Multiplexed Optical Data Storage is a system which involves using polarized light to increase the storage capacities of optical storage mediums.

Overview
Multiplexed Optical Data Storage operates on techniques which store more than a single bit of information within each pit of an optical storage medium. It is currently the subject of active research as to which method will best effect this result, with the polarization of light being the leading contender.

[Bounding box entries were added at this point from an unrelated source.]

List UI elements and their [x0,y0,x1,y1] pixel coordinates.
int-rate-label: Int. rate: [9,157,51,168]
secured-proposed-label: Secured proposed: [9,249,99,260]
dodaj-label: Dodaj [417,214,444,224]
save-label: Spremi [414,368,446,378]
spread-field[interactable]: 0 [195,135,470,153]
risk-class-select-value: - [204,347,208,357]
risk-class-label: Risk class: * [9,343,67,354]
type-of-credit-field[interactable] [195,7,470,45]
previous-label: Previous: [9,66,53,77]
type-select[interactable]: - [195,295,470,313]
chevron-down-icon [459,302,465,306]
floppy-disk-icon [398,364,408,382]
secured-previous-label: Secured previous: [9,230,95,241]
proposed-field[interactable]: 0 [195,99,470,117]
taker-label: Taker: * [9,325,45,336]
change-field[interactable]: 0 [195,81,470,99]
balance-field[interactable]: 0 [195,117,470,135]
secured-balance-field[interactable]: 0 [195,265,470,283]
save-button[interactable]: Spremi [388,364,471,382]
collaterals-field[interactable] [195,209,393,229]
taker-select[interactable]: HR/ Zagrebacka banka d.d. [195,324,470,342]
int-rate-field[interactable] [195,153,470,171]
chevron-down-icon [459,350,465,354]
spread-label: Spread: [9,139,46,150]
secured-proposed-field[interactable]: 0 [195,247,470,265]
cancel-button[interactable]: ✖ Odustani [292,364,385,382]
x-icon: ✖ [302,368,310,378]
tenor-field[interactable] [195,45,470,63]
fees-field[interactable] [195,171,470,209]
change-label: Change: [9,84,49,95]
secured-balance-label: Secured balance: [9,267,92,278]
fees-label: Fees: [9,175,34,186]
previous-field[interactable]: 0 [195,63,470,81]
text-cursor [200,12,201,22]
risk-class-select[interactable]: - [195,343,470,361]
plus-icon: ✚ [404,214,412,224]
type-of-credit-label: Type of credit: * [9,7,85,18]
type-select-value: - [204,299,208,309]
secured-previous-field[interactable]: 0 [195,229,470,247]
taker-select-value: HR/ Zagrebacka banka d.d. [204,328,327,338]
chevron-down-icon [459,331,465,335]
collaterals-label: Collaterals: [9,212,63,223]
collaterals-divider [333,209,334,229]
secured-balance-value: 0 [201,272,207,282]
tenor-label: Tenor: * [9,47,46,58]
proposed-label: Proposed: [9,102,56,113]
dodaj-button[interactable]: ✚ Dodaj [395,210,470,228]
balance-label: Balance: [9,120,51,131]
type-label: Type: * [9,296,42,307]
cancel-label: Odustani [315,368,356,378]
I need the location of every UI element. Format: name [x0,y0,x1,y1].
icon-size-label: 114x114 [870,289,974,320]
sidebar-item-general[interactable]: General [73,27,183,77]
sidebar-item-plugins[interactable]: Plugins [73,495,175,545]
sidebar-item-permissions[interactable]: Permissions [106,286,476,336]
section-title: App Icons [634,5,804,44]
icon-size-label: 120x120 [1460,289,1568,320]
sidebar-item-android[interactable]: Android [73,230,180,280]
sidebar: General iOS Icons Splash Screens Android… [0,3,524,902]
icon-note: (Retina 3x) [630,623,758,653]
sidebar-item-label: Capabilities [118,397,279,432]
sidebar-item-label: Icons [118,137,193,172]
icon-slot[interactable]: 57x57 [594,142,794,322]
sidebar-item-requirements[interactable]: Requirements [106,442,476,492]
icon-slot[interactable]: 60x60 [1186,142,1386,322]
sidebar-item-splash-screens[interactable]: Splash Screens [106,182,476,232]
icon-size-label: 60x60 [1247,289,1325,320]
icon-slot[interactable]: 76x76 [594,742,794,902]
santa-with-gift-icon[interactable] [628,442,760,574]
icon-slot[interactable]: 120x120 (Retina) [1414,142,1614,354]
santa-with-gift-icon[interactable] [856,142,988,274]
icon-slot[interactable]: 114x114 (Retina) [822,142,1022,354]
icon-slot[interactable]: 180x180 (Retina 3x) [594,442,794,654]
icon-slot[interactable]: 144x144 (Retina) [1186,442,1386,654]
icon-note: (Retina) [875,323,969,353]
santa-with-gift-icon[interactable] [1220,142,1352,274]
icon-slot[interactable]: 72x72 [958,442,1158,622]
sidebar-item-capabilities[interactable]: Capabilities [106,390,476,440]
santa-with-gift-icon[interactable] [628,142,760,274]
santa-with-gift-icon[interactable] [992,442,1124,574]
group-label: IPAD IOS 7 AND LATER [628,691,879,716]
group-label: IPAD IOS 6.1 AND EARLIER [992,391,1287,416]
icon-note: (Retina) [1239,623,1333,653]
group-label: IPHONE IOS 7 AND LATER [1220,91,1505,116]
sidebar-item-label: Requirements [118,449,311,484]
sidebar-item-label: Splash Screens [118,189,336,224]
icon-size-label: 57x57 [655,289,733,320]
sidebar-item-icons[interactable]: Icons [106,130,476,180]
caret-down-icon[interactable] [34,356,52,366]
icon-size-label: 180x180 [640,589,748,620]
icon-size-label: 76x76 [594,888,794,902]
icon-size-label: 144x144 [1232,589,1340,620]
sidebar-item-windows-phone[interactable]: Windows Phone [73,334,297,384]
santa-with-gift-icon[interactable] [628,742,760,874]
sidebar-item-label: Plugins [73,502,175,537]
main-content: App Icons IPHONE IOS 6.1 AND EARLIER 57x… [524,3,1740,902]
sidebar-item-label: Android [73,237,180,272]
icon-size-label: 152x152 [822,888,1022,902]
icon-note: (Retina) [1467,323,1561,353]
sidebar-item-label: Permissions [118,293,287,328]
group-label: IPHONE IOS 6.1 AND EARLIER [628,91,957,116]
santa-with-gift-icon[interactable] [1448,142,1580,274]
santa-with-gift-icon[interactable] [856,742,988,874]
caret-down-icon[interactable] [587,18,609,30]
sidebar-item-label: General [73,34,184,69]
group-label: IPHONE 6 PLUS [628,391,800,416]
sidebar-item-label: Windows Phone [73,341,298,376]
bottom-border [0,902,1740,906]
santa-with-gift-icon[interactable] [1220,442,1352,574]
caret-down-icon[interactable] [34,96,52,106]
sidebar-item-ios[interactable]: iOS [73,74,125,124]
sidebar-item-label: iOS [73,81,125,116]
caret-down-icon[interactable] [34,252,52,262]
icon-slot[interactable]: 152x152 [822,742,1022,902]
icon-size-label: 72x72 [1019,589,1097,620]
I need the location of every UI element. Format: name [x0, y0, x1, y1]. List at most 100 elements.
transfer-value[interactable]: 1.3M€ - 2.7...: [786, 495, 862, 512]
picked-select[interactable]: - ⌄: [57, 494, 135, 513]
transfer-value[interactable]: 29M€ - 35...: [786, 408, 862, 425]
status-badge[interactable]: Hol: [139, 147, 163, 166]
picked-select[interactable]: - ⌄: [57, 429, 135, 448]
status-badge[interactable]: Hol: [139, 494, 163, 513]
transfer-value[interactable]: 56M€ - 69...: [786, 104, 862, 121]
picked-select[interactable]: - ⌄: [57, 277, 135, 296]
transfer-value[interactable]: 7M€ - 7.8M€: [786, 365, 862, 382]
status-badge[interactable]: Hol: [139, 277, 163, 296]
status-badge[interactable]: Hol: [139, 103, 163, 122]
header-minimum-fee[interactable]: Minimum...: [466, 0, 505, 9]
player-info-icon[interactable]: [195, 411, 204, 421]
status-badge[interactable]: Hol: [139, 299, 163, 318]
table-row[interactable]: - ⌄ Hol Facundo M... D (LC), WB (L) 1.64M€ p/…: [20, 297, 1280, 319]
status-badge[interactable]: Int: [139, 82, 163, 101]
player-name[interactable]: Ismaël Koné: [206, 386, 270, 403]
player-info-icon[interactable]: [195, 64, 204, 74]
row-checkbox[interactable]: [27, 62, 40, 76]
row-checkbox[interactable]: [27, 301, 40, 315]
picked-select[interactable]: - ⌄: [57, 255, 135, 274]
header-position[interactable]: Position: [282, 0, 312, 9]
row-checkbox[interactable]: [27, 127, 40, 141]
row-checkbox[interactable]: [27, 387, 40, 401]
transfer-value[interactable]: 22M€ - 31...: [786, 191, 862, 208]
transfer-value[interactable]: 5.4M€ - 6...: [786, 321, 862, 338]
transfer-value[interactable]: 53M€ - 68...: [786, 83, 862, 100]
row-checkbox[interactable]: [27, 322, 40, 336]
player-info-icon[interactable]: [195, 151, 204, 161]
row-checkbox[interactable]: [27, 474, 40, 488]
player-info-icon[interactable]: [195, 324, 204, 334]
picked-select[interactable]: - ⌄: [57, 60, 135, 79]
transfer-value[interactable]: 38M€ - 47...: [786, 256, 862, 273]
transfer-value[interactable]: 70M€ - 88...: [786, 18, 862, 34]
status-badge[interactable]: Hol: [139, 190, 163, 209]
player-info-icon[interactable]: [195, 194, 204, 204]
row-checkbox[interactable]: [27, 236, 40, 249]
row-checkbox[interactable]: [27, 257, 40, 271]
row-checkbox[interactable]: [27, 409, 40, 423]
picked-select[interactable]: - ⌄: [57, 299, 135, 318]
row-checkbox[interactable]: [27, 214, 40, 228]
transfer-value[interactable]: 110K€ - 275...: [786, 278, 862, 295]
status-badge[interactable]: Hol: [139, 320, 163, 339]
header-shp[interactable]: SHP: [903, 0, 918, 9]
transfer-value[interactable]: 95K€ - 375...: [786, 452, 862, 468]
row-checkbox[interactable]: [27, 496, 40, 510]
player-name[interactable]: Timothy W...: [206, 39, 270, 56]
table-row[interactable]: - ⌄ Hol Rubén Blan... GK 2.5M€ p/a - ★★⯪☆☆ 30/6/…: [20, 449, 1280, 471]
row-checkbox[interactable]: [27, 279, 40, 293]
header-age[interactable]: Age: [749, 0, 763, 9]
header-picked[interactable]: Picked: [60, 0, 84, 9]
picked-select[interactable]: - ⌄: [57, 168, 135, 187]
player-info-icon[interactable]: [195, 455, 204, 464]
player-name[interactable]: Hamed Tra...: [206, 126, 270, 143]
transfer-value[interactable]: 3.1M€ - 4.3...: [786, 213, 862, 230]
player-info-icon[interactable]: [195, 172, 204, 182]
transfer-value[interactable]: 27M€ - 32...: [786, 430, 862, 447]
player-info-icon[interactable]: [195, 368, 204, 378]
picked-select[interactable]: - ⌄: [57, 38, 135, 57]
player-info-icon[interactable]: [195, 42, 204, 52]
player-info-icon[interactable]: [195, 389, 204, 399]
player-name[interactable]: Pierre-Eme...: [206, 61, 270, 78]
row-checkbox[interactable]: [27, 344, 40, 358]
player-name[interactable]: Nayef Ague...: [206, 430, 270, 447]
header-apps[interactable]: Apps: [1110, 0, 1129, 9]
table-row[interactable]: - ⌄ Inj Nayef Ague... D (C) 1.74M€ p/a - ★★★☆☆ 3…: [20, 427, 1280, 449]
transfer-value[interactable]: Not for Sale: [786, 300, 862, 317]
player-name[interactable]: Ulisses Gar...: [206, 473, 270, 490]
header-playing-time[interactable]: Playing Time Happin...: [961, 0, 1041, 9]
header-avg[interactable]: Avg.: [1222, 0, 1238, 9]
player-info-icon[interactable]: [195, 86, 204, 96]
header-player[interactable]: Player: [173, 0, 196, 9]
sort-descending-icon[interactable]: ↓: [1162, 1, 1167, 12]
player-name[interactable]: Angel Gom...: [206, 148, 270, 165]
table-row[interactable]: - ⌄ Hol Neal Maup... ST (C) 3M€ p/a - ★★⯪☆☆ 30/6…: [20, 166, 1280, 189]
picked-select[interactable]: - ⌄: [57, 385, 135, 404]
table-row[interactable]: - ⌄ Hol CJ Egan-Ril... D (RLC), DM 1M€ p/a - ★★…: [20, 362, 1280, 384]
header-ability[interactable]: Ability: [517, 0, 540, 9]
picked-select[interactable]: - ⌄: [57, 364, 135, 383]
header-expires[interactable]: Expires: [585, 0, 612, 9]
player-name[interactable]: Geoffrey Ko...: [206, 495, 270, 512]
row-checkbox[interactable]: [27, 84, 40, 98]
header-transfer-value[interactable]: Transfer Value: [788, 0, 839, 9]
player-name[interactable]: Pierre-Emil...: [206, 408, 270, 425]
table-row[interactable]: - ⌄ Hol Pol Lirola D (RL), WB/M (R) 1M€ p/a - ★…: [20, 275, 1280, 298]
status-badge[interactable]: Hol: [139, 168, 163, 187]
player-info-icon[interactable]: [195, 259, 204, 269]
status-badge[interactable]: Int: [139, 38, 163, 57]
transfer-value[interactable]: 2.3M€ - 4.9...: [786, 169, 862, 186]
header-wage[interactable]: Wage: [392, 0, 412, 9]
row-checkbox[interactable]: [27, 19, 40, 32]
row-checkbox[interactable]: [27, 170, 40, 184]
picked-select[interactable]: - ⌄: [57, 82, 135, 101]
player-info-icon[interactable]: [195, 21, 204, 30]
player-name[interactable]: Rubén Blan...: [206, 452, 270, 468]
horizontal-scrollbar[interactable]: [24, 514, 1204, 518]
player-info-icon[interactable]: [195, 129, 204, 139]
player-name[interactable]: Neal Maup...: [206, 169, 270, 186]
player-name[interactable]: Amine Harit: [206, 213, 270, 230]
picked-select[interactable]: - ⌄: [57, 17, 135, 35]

So far, polarization has never been used for optical data storage outside of the laboratory, though one can imagine the commercial potential once the technology is perfected, with at minimum a doubling of the storage capacity (i.e. pit, no pit, left pit, right pit: 4 bits vs 2). Studies at the Imperial College of London have found that it is possible to detect the angle of a pits on an optical disc as a result of the polarization imparted upon the detected laser light. Moreover, this polarization detection has the added benefit of increasing the signal to noise ratio.  It is claimed that 160 GB of data can be stored on a single layer of a disc when using the aforementioned techniques within the parameters of the Blu-ray Disc format. In other words, using a 405 nm read laser and the standard Blu-ray spacing guidelines, with the only change being the use of polarization to increase data storage per pit, such capacities can be attained.

Additional Info
The primary team working on this technology has also developed a high numerical aperture simulation for microscopes, which they apply to optical disc read lenses, since these too have a large numerical aperture. They believe that this model is quite rigorous as few assumptions are made in the calculations.